Cuando ingresé a esa empresa manufacturera lo primero que hice fue lo de siempre: observar. No los organigramas ni los discursos formales, sino la operatoria diaria. Cómo se trabajaba de verdad. Dónde se apretaban los tiempos. Dónde se forzaban los números.

No tardé en notar algo particular.

Hacia fin de mes, casi como un ritual, se concentraban la mayoría de las ventas y de la facturación. Era un pico intenso, apurado, cargado de urgencias. Lo curioso era que gran parte de esa mercadería no se entregaba en ese mes. Salía recién al mes siguiente.

Sin embargo, en los reportes, esas ventas figuraban como si ya hubieran ocurrido. ¿Cómo lo hacían?

Facturaban en negativo.

Antes de que existiera la entrega física del producto.

La primera vez que lo vi pensé que había entendido mal. Revisé movimientos, hablé con gente del área administrativa, miré asientos contables. No. Era así.

Pregunté el motivo. No con ánimo de cuestionar, sino de entender. La respuesta fue inmediata, casi automática, como si la hubieran repetido muchas veces:

—Así vemos que la venta corresponde a este mes y no al siguiente.

Era una explicación práctica, directa. También era una señal. Ese “así se hace” venía de lejos.

Con el tiempo, al conocer mejor las funcionalidades del sistema, entendí que no había ninguna necesidad técnica de hacerlo de esa manera. El ERP permitía facturar y luego remitir. Se podía respetar la realidad operativa sin forzar registros, sin inventar movimientos negativos, sin parches.

Propuse el cambio. Con argumentos simples. Mostrando que el sistema acompañaba. Que no se perdía información. Que los números iban a reflejar mejor lo que realmente pasaba.

La respuesta fue un no.

No porque la idea fuera incorrecta.

No porque el sistema no lo permitiera.

Sino porque toda la organización ya estaba armada alrededor de ese hábito. Los circuitos de control, los reportes, las validaciones, incluso la tranquilidad de algunas personas, dependían de esa práctica. Cambiarla implicaba mover demasiadas piezas a la vez.

Entendí entonces que no estaba discutiendo un proceso. Estaba tocando una historia.

Pasaron los años. Doce, para ser exactos.

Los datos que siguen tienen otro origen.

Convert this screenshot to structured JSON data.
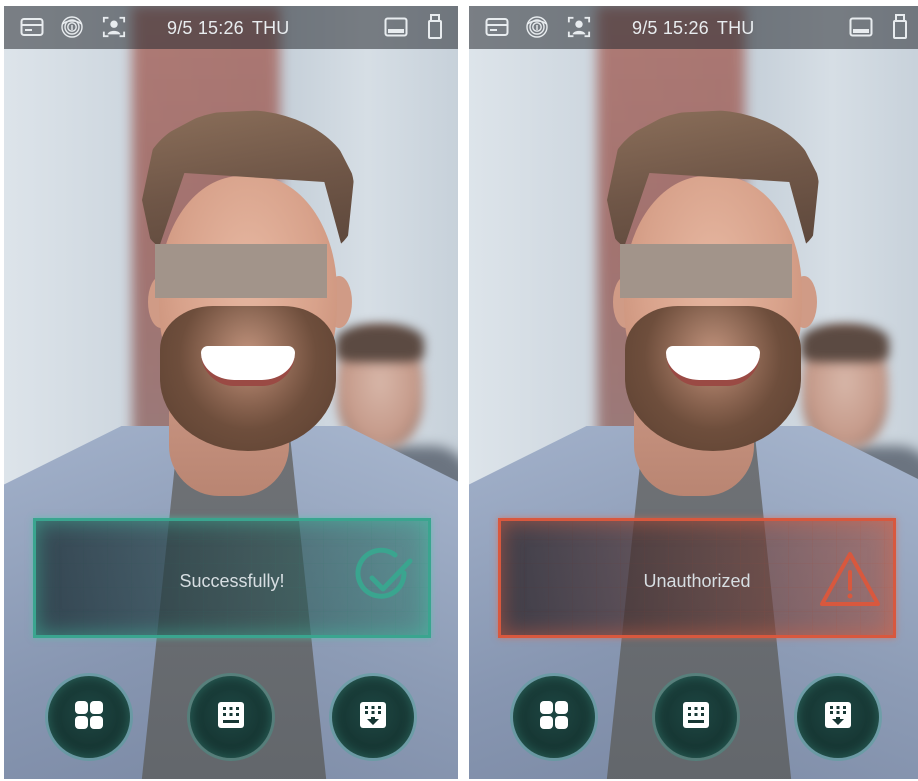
{
  "screens": [
    {
      "id": "left",
      "status_bar": {
        "date_time": "9/5 15:26",
        "weekday": "THU",
        "icons": [
          "card-icon",
          "fingerprint-icon",
          "face-icon",
          "network-icon",
          "usb-icon"
        ]
      },
      "message": {
        "text": "Successfully!",
        "state": "success",
        "icon": "checkmark-icon",
        "accent_color": "#3aa58f"
      },
      "buttons": [
        "menu-icon",
        "keypad-icon",
        "verify-keypad-icon"
      ]
    },
    {
      "id": "right",
      "status_bar": {
        "date_time": "9/5 15:26",
        "weekday": "THU",
        "icons": [
          "card-icon",
          "fingerprint-icon",
          "face-icon",
          "network-icon",
          "usb-icon"
        ]
      },
      "message": {
        "text": "Unauthorized",
        "state": "error",
        "icon": "warning-icon",
        "accent_color": "#d8583e"
      },
      "buttons": [
        "menu-icon",
        "keypad-icon",
        "verify-keypad-icon"
      ]
    }
  ],
  "colors": {
    "status_text": "#e8ecef",
    "button_bg": "#173734",
    "button_icon": "#ffffff"
  }
}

Doce años de ver el mismo cierre de mes, el mismo apuro, los mismos ajustes. Yo seguía ahí, aprendiendo, insistiendo de a poco, eligiendo cuándo hablar y cuándo esperar.

Hasta que un día se dio. No hubo un gran anuncio. No hubo épica. Hubo conversaciones. Pruebas. Simulaciones. Y, sobre todo, una certeza compartida: nada catastrófico iba a ocurrir si se ordenaba el proceso.

Y no ocurrió.

Ese cambio, que técnicamente era simple, necesitó algo mucho más difícil que conocimiento: tiempo. Confianza. Paciencia.

Ahí confirmé algo que ya intuía. Que muchas veces el problema no es técnico. Es cultural. Histórico. Humano.

Y que en esos casos, saber cómo funciona un sistema es importante… pero no alcanza.

La constancia y la paciencia, cuando se trata de cambiar hábitos arraigados, pesan tanto como cualquier línea de código.